Michael from Australia here - just joined and hope someone can help me with this problem. The terminals on the ignition switch of my ride-on mower (Tecumseh 12.5hp Enduro engine) are marked S-M-L-G-B. This switch is now useless because the key broke inside it, so I got another 5-terminal switch to replace it. However, the terminals on this are marked B-A-I-R-S and I need to know which of these relates to the terminals on the old switch. I guess the B and S terminals are the same, but how would I match the others to the appropriate wires? The wires are not on a terminal block, they are all fitted with separate spade connectors, so I just need to know which wire to connect to which lettered terminal, before I blow any more fuses! 

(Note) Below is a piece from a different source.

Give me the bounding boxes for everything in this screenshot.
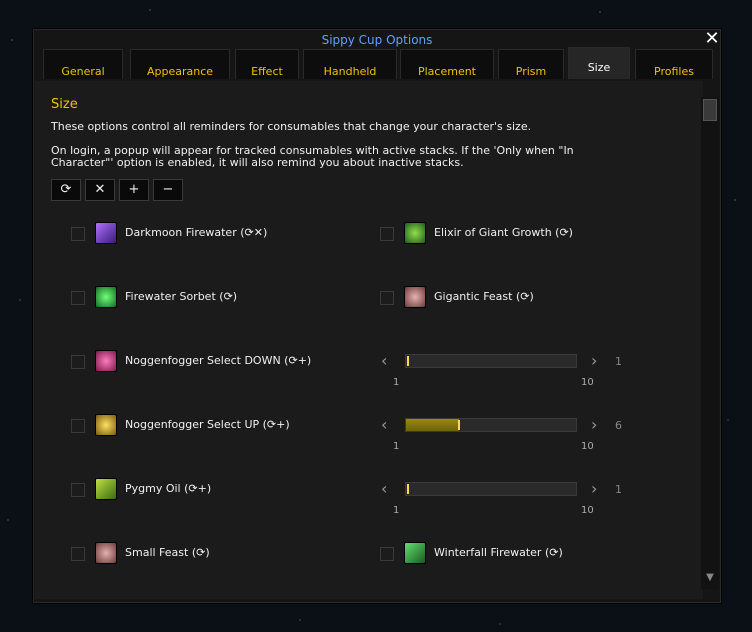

The two switches look identical, but obviously they are wired differently internally. Any ideas?

Thanks.


----------



## paulr44 (Oct 14, 2008)

S-M-L-G-B = starter-magneto-lights-ground-battery

The new switch "A" terminal should be the same as the "L" term. on the new one, and *most likely* the "R" terminal is the same as the "S" terminal. You'll have to use an ohmmeter and test the new switch terminals in various key positions to be sure.

S-when turned to "start" sends power to the starter solenoid.
M-when turned to "off" grounds the ign. coil.
L-lights / accessories
G-ground
B-battery

What you absolutely must do, is test the new switch "I" terminal. The old switch was wired for a magneto, which when rotated to the "off" position connected "G" to "I," grounding it out. The new switch possibly may send power to the "I" terminal when the switch is in the "Run" position. If you send power to a magneto coil, it'll smoke it (burn it up, instantly).


----------



## MichaelJenny (Dec 21, 2008)

*Wrong switch*

Thanks, Paul. You're right about the BAIRS one being wired for a coil, while the mower uses magneto ignition. My local "expert" who sold it me on the basis that it had the same number of terminals in the same position obviously needs to do some homework! I don't want to risk doing any damage to the magneto so I'll go get the correct switch and hope I can get a refund on the wrong one! Thanks again for your detailed reply.


----------



## paulr44 (Oct 14, 2008)

We use Oregon and Stens keyswitches for most homeowner-unit applications - they work fine, and aren't too pricey. Run from like $12 to $25 U.S. Don't know if either sell in Australia though.
Good luck!
Paul


----------



## MichaelJenny (Dec 21, 2008)

*Fixed!*

Managed to get the correct switch from another local dealer for $45AUD (about the same as $25US), and ride-on is now going fine. Another learning experience!


----------